These are obviously crucial questions to consider as this investigation ramps up – and faces new questions about its scope.
To recap: In October of 2014, Pascoe successfully prosecuted former S.C. Speaker of the House Bobby Harrell, who pleaded guilty to six ethics violations and resigned his influential office. Pascoe received the Harrell case from Republican S.C. attorney general Alan Wilson, who at the time was viewed as a rising star in the Palmetto political universe.
As part of his plea deal, Harrell agreed to cooperate with the ongoing investigation – and earlier this year we reported that he (and several of his former aides) had been called to testify in conjunction with the case.
In July of 2015, Pascoe received another referral from Wilson’s office to investigate unnamed members of the S.C. General Assembly.
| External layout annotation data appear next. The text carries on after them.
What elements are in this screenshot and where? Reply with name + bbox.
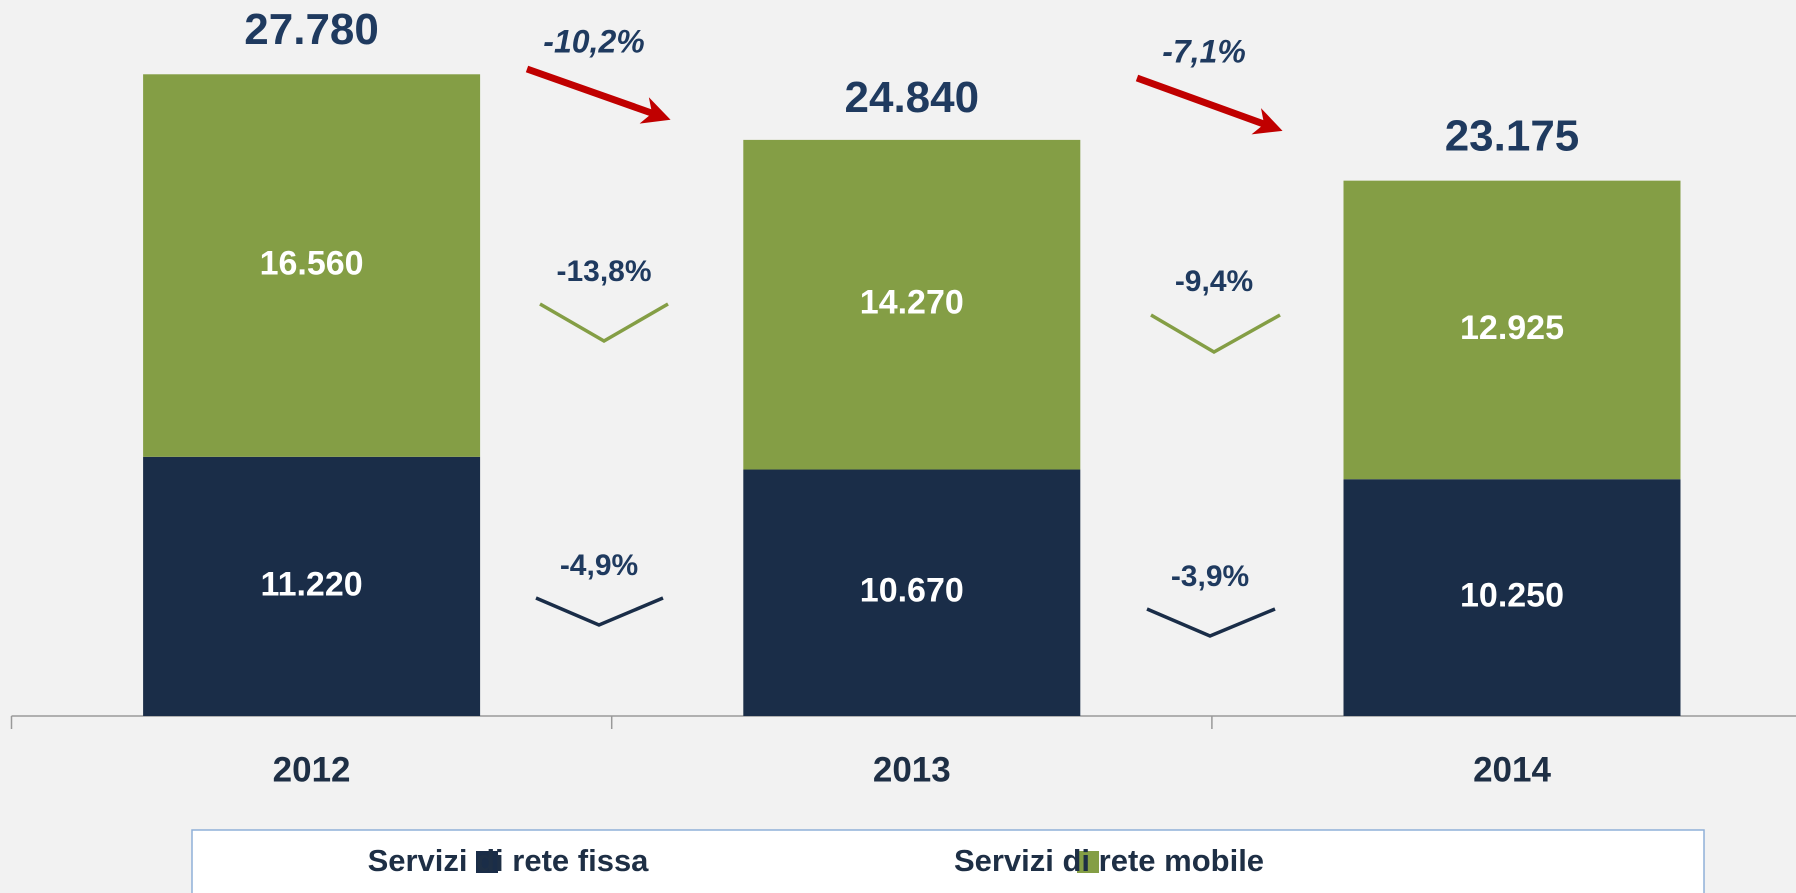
bar-segment xyxy=(143,74,481,457)
x-tick-label: 2013 xyxy=(873,750,951,789)
x-tick-label: 2014 xyxy=(1473,750,1551,789)
legend-swatch xyxy=(476,851,498,873)
value-label: 10.250 xyxy=(1460,577,1564,615)
bar-segment xyxy=(743,139,1081,470)
trend-arrow xyxy=(1135,74,1283,135)
total-label: 24.840 xyxy=(845,73,980,122)
trend-arrow xyxy=(525,65,671,124)
legend-box xyxy=(191,829,1705,893)
chevron xyxy=(535,596,664,627)
chevron xyxy=(1150,313,1281,355)
chevron xyxy=(539,302,669,344)
annotation: -3,9% xyxy=(1171,560,1249,593)
annotation: -9,4% xyxy=(1175,265,1253,298)
total-label: 23.175 xyxy=(1445,111,1580,160)
chevron xyxy=(1146,607,1276,638)
total-label: 27.780 xyxy=(244,5,379,54)
value-label: 12.925 xyxy=(1460,309,1564,347)
bar-segment xyxy=(143,456,481,716)
bar-segment xyxy=(1343,479,1681,716)
legend-swatch xyxy=(1077,851,1099,873)
legend-label: Servizi di rete fissa xyxy=(368,843,650,878)
annotation: -13,8% xyxy=(556,255,651,288)
annotation: -10,2% xyxy=(543,23,644,59)
annotation: -4,9% xyxy=(560,549,638,582)
legend-label: Servizi di rete mobile xyxy=(954,843,1264,878)
annotation: -7,1% xyxy=(1162,33,1246,69)
value-label: 14.270 xyxy=(860,284,964,322)
value-label: 16.560 xyxy=(260,245,364,283)
bar-segment xyxy=(743,469,1081,716)
value-label: 11.220 xyxy=(261,565,363,603)
x-tick-label: 2012 xyxy=(273,750,351,789)
value-label: 10.670 xyxy=(860,572,964,610)
bar-segment xyxy=(1343,180,1681,480)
This is the referral that has led us to the latest round of indictments – although it hasn’t exactly been smooth sailing.
Pascoe, a Democrat, won the right to continue his investigation earlier this year after Wilson meddled with it – and then tried unsuccessfully to shut it down.
What motivated his obstructionism?
Well, we know Merrill and Quinn are among Wilson’s closest political allies … but is there something more to this story?
Stay tuned …
As #ProbeGate enters its fourth calendar year, the stakes are higher than ever … for Merrill, Quinn, Wilson and Haley. Not to mention for the public’s ongoing faith in its leaders.